Les communes y gagneraient alors en qualité de l'air et en qualité de l'eau. Le débat passionne dans nos territoires, notamment dans les zones urbaines où il y a des agriculteurs, qui seraient ainsi moins exposées aux épandages toxiques. Aussi souhaiterais-je connaître la position du Gouvernement concernant l'instauration d'une exonération de contribution économique territoriale pour les viticulteurs engagés dans une démarche de sortie de la chimie. Il nous reste un dernier projet de loi de finances avant la fin de la législature pour la prévoir.
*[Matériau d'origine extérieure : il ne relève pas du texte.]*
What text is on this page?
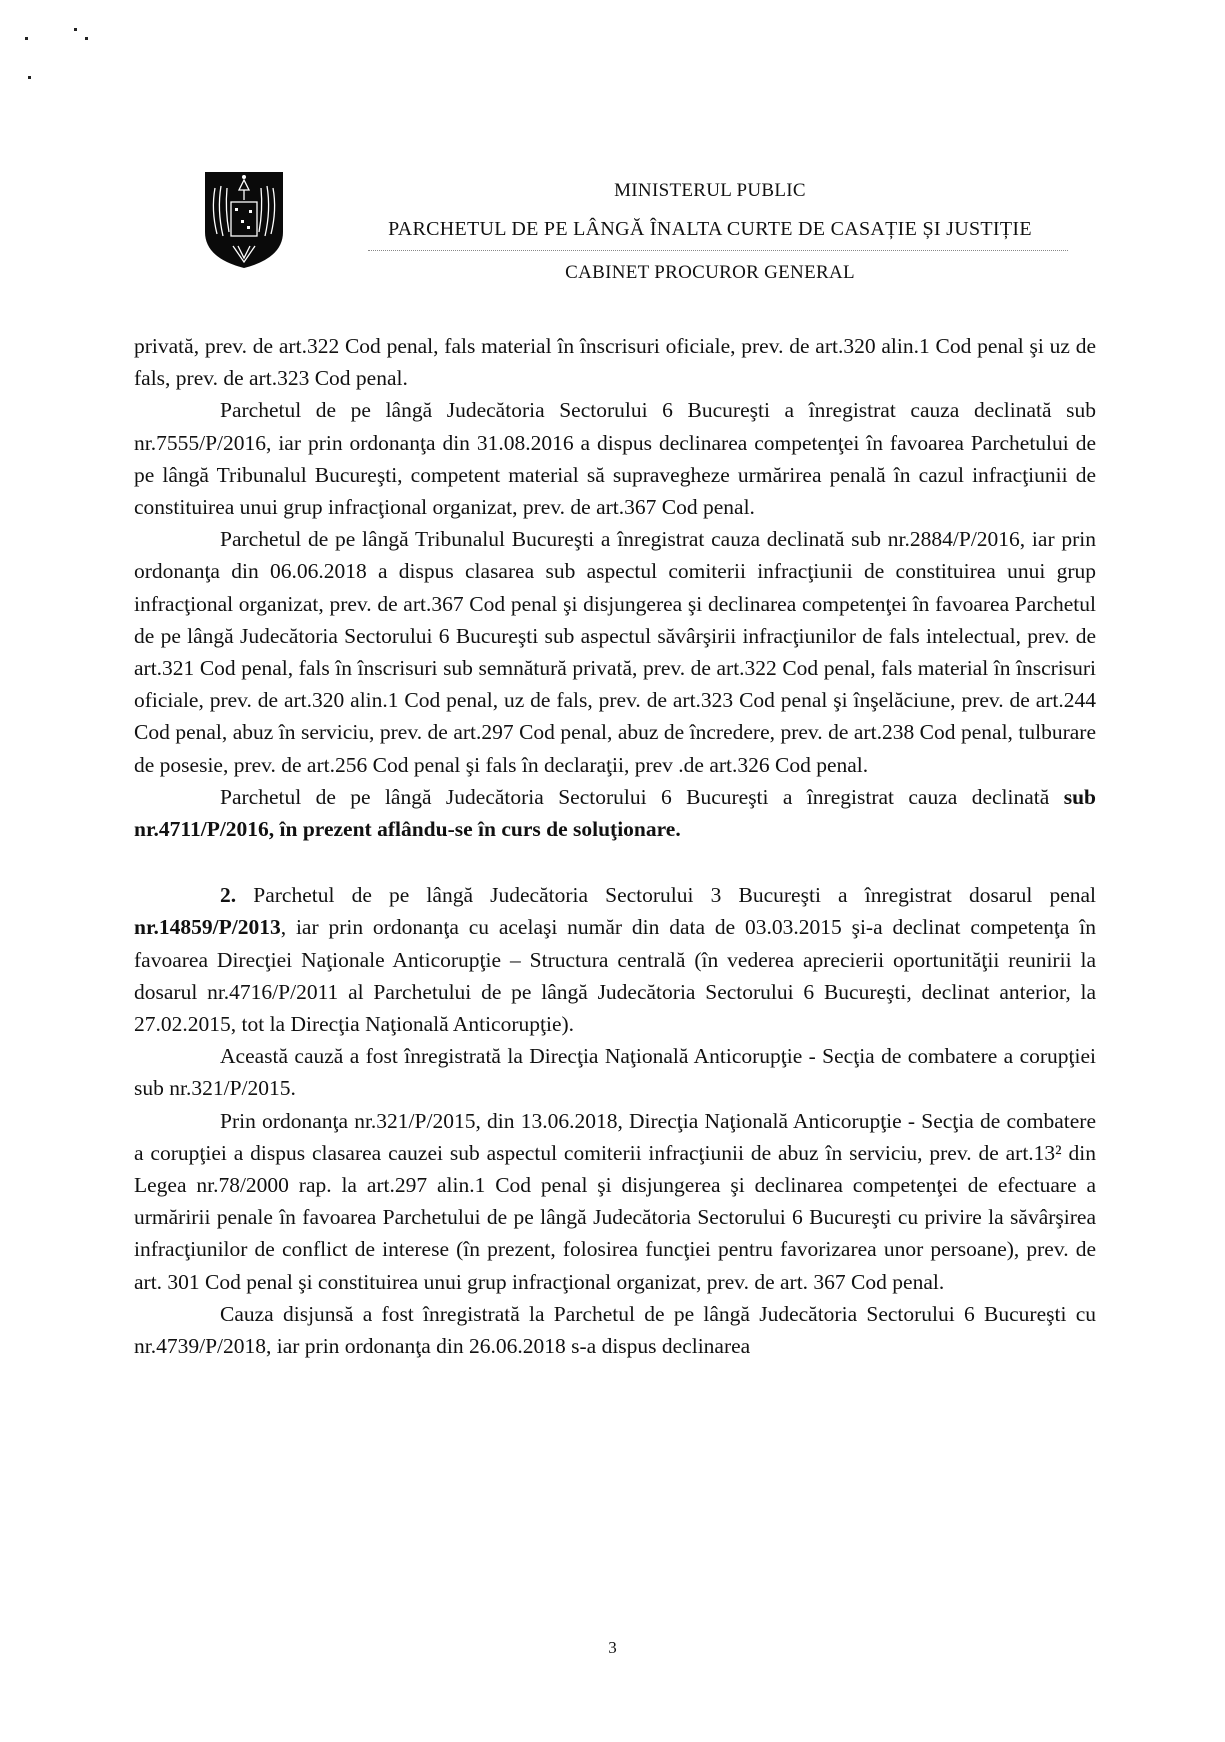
MINISTERUL PUBLIC
PARCHETUL DE PE LÂNGĂ ÎNALTA CURTE DE CASAȚIE ȘI JUSTIȚIE
CABINET PROCUROR GENERAL

privată, prev. de art.322 Cod penal, fals material în înscrisuri oficiale, prev. de art.320 alin.1 Cod penal şi uz de fals, prev. de art.323 Cod penal.

Parchetul de pe lângă Judecătoria Sectorului 6 Bucureşti a înregistrat cauza declinată sub nr.7555/P/2016, iar prin ordonanţa din 31.08.2016 a dispus declinarea competenţei în favoarea Parchetului de pe lângă Tribunalul Bucureşti, competent material să supravegheze urmărirea penală în cazul infracţiunii de constituirea unui grup infracţional organizat, prev. de art.367 Cod penal.

Parchetul de pe lângă Tribunalul Bucureşti a înregistrat cauza declinată sub nr.2884/P/2016, iar prin ordonanţa din 06.06.2018 a dispus clasarea sub aspectul comiterii infracţiunii de constituirea unui grup infracţional organizat, prev. de art.367 Cod penal şi disjungerea şi declinarea competenţei în favoarea Parchetul de pe lângă Judecătoria Sectorului 6 Bucureşti sub aspectul săvârşirii infracţiunilor de fals intelectual, prev. de art.321 Cod penal, fals în înscrisuri sub semnătură privată, prev. de art.322 Cod penal, fals material în înscrisuri oficiale, prev. de art.320 alin.1 Cod penal, uz de fals, prev. de art.323 Cod penal şi înşelăciune, prev. de art.244 Cod penal, abuz în serviciu, prev. de art.297 Cod penal, abuz de încredere, prev. de art.238 Cod penal, tulburare de posesie, prev. de art.256 Cod penal şi fals în declaraţii, prev .de art.326 Cod penal.

Parchetul de pe lângă Judecătoria Sectorului 6 Bucureşti a înregistrat cauza declinată sub nr.4711/P/2016, în prezent aflându-se în curs de soluţionare.

2. Parchetul de pe lângă Judecătoria Sectorului 3 Bucureşti a înregistrat dosarul penal nr.14859/P/2013, iar prin ordonanţa cu acelaşi număr din data de 03.03.2015 şi-a declinat competenţa în favoarea Direcţiei Naţionale Anticorupţie – Structura centrală (în vederea aprecierii oportunităţii reunirii la dosarul nr.4716/P/2011 al Parchetului de pe lângă Judecătoria Sectorului 6 Bucureşti, declinat anterior, la 27.02.2015, tot la Direcţia Naţională Anticorupţie).

Această cauză a fost înregistrată la Direcţia Naţională Anticorupţie - Secţia de combatere a corupţiei sub nr.321/P/2015.

Prin ordonanţa nr.321/P/2015, din 13.06.2018, Direcţia Naţională Anticorupţie - Secţia de combatere a corupţiei a dispus clasarea cauzei sub aspectul comiterii infracţiunii de abuz în serviciu, prev. de art.13² din Legea nr.78/2000 rap. la art.297 alin.1 Cod penal şi disjungerea şi declinarea competenţei de efectuare a urmăririi penale în favoarea Parchetului de pe lângă Judecătoria Sectorului 6 Bucureşti cu privire la săvârşirea infracţiunilor de conflict de interese (în prezent, folosirea funcţiei pentru favorizarea unor persoane), prev. de art. 301 Cod penal şi constituirea unui grup infracţional organizat, prev. de art. 367 Cod penal.

Cauza disjunsă a fost înregistrată la Parchetul de pe lângă Judecătoria Sectorului 6 Bucureşti cu nr.4739/P/2018, iar prin ordonanţa din 26.06.2018 s-a dispus declinarea

3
Je voudrais d'abord m'associer à vos propos concernant les événements qui se sont déroulés ce week-end, mais aussi la baisse des températures enregistrée cette nuit. Ce nouvel événement climatique vécu par nombre de nos vignerons, arboriculteurs et céréaliers nous rappelle à quel point les variations climatiques affectent fortement notre agriculture. L'arrivée de vents aussi froids après les premières pousses de fleurs est évidemment très mauvaise pour les cultures, quelles que soient les plantes concernées.
Vous vous demandez, d'un point de vue politique, comment l'on peut apporter un soutien fiscal à celles et ceux qui sont engagés dans cette transition agroécologique. Je vous remercie d'aborder cette question politique qui met en évidence plusieurs éléments. D'abord, la transition agroécologique n'est pas suffisamment créatrice de valeur au regard des prix payés par le consommateur. Cela vous conduit à proposer, en qualité de parlementaire, de soutenir la filière par la création de dispositifs d'exonération fiscale permettant de créer la valeur nécessaire au coût des transitions. Nous sommes là au coeur du sujet. Vous m'avez toujours entendu le dire, les transitions agroécologiques seront d'autant plus rapides qu'elles seront créatrices de valeur pour le compte de résultat de nos agriculteurs, de nos viticulteurs, de nos éleveurs, de nos arboriculteurs. C'est essentiel : il ne faut jamais le perdre de vue.
Dès lors que l'on prend des mesures pour créer de la valeur sur le marché mais que celles-ci n'ont pas encore produit d'effets à la date d'établissement du compte de résultat de l'agriculteur, il nous faut, dans l'intervalle, recourir à des dispositifs fiscaux. Vous proposez une exonération de la CET. J'ai fait le même raisonnement que vous lors du dernier PLF : je n'ai pas proposé l'exonération de la CET, mais la création d'un crédit d'impôt haute valeur environnementale – HVE – , que cette assemblée a voté et qui répond à une demande formulée depuis de très nombreuses années, notamment par les viticulteurs. Ce crédit d'impôt est entré en vigueur au 1er janvier 2021. Nous serons attentifs à son application et nous ferons le point à la fin de cette année, lors de la préparation du nouveau PLF.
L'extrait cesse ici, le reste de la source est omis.